Why should a good skin regimen be something people care about?
The skin is the largest organ on the body. The average adult has about 22 feet of skin. Our skin literally separates us from the rest of the world. It protects us while giving us our individuality, like our personalities.
What would you say are three of the biggest misconceptions when it comes to skin care in relation to Black people?

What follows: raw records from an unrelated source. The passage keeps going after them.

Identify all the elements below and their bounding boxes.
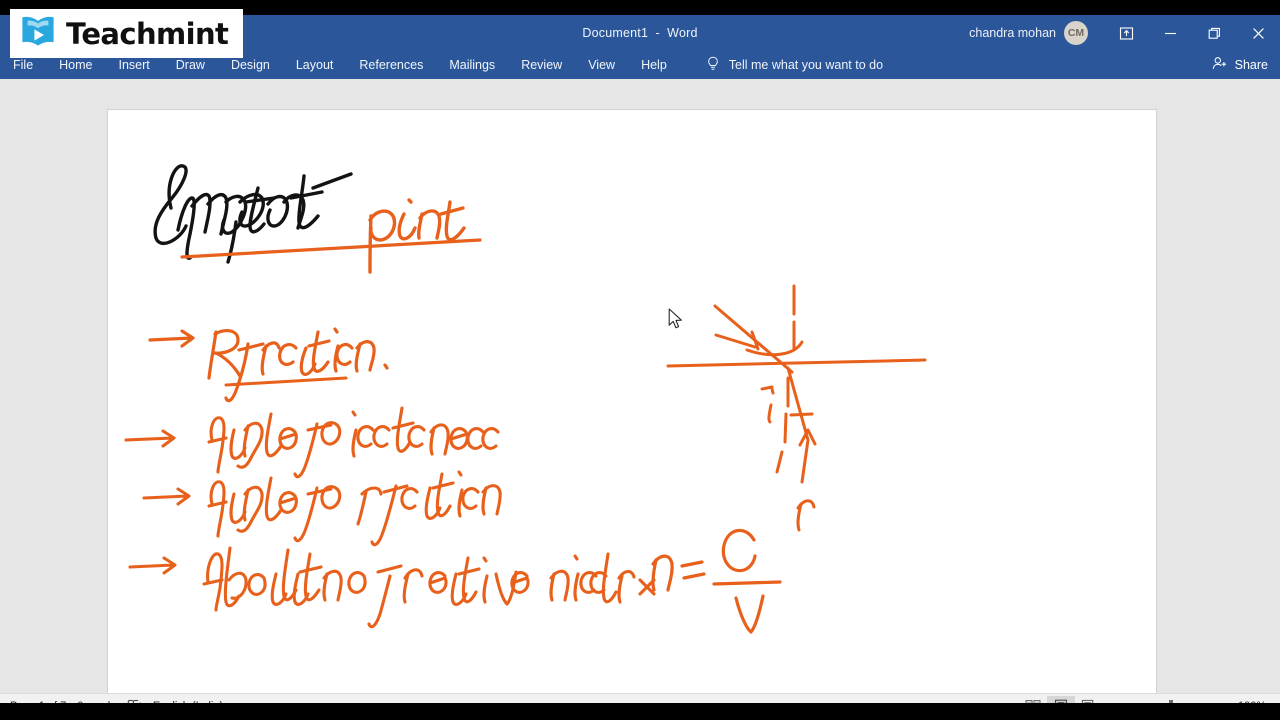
tab-mailings[interactable]: Mailings	[436, 51, 508, 79]
tell-me-box[interactable]: Tell me what you want to do	[706, 56, 883, 75]
ribbon-display-options-icon[interactable]	[1104, 15, 1148, 51]
title-bar-right-group: chandra mohan CM	[969, 15, 1280, 51]
zoom-level-label[interactable]: 100%	[1238, 700, 1272, 703]
teachmint-wordmark: Teachmint	[66, 16, 229, 51]
share-button[interactable]: Share	[1212, 56, 1268, 74]
zoom-in-button[interactable]: +	[1219, 699, 1229, 704]
word-application-window: Document1 - Word chandra mohan CM File H…	[0, 15, 1280, 703]
proofing-errors-icon[interactable]	[127, 699, 153, 703]
web-layout-icon[interactable]	[1075, 696, 1103, 703]
close-icon[interactable]	[1236, 15, 1280, 51]
tell-me-label: Tell me what you want to do	[728, 58, 884, 72]
zoom-out-button[interactable]: −	[1113, 699, 1123, 704]
account-name[interactable]: chandra mohan	[969, 26, 1064, 40]
avatar[interactable]: CM	[1064, 21, 1088, 45]
zoom-control[interactable]: − +	[1113, 699, 1229, 704]
status-bar-right: − + 100%	[1019, 695, 1272, 704]
word-count[interactable]: 0 words	[77, 700, 127, 703]
formula-ink	[651, 528, 782, 634]
bullet-4-ink	[128, 546, 656, 629]
tab-help[interactable]: Help	[628, 51, 680, 79]
tab-view[interactable]: View	[575, 51, 628, 79]
heading-point-ink	[368, 198, 466, 274]
document-canvas[interactable]	[0, 79, 1280, 693]
share-label: Share	[1234, 58, 1268, 72]
tab-references[interactable]: References	[346, 51, 436, 79]
bullet-1-ink	[148, 327, 389, 403]
share-person-icon	[1212, 56, 1228, 74]
bullet-1-underline-ink	[224, 376, 348, 387]
status-bar: Page 1 of 7 0 words English (India)	[0, 693, 1280, 703]
open-book-play-icon	[18, 11, 58, 56]
bullet-3-ink	[142, 470, 502, 547]
minimize-icon[interactable]	[1148, 15, 1192, 51]
mouse-pointer-arrow	[668, 308, 685, 336]
teachmint-logo: Teachmint	[10, 9, 243, 58]
handwritten-ink-layer	[124, 164, 927, 634]
lightbulb-icon	[706, 56, 720, 75]
heading-underline-ink	[180, 238, 482, 259]
zoom-slider-thumb[interactable]	[1168, 699, 1173, 703]
tab-review[interactable]: Review	[508, 51, 575, 79]
document-page[interactable]	[108, 110, 1156, 693]
tab-layout[interactable]: Layout	[283, 51, 347, 79]
bullet-2-ink	[124, 406, 500, 479]
print-layout-icon[interactable]	[1047, 695, 1075, 703]
status-bar-left: Page 1 of 7 0 words English (India)	[0, 699, 234, 703]
language-indicator[interactable]: English (India)	[153, 700, 234, 703]
refraction-ray-diagram-ink	[666, 284, 927, 532]
restore-icon[interactable]	[1192, 15, 1236, 51]
read-mode-icon[interactable]	[1019, 696, 1047, 703]
page-indicator[interactable]: Page 1 of 7	[10, 700, 77, 703]
screen: Document1 - Word chandra mohan CM File H…	[0, 0, 1280, 720]
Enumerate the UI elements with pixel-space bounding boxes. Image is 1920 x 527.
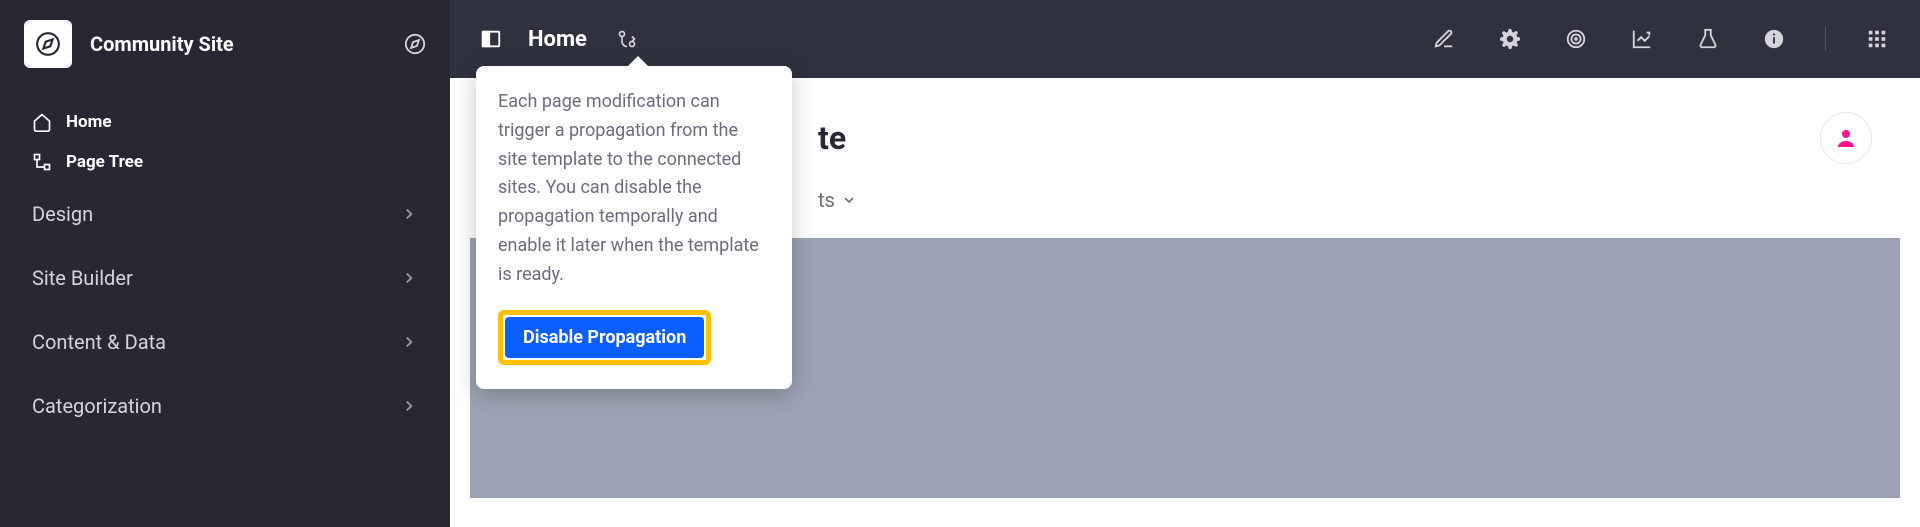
chevron-right-icon bbox=[400, 205, 418, 223]
compass-secondary-icon[interactable] bbox=[404, 33, 426, 55]
sidebar-nav: Home Page Tree Design Site Builder Conte… bbox=[0, 88, 450, 438]
section-label: Design bbox=[32, 202, 93, 226]
gear-icon[interactable] bbox=[1499, 28, 1521, 50]
popover-button-highlight: Disable Propagation bbox=[498, 310, 711, 365]
propagation-icon[interactable] bbox=[617, 29, 637, 49]
chevron-down-icon bbox=[841, 192, 857, 208]
home-icon bbox=[32, 112, 52, 132]
compass-icon bbox=[35, 31, 61, 57]
content-subheader[interactable]: ts bbox=[770, 182, 1920, 238]
nav-label: Home bbox=[66, 112, 112, 132]
content-title-fragment: te bbox=[818, 119, 846, 157]
flask-icon[interactable] bbox=[1697, 28, 1719, 50]
section-categorization[interactable]: Categorization bbox=[0, 374, 450, 438]
section-label: Content & Data bbox=[32, 330, 166, 354]
chevron-right-icon bbox=[400, 333, 418, 351]
nav-item-page-tree[interactable]: Page Tree bbox=[0, 142, 450, 182]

The first misconception is that Black people don’t need to wear sunscreen. Most Black people don’t realize that sunscreen can keep “dark marks,” aka hyperpigmentation, from getting darker. The second is the notion that Black don’t crack. I say Black does crack, especially if you don’t moisturize it. The last one is that Black people cannot get treatments such as laser hair removal. For most people of color, the lasers that are out today are safe, excellent options for laser hair removal.
Talk about the partnership you have with Hero’s INC.
This partnership allows my brand to send a few thousand kits to the remaining soldiers in Afghanistan. This is just the start of this campaign to help decrease the number of soldiers that return home with skin ailments. These heroes have to deal with harsh sandstorms, water, intense heat and direct sun exposure. Those elements can be very damaging to the skin.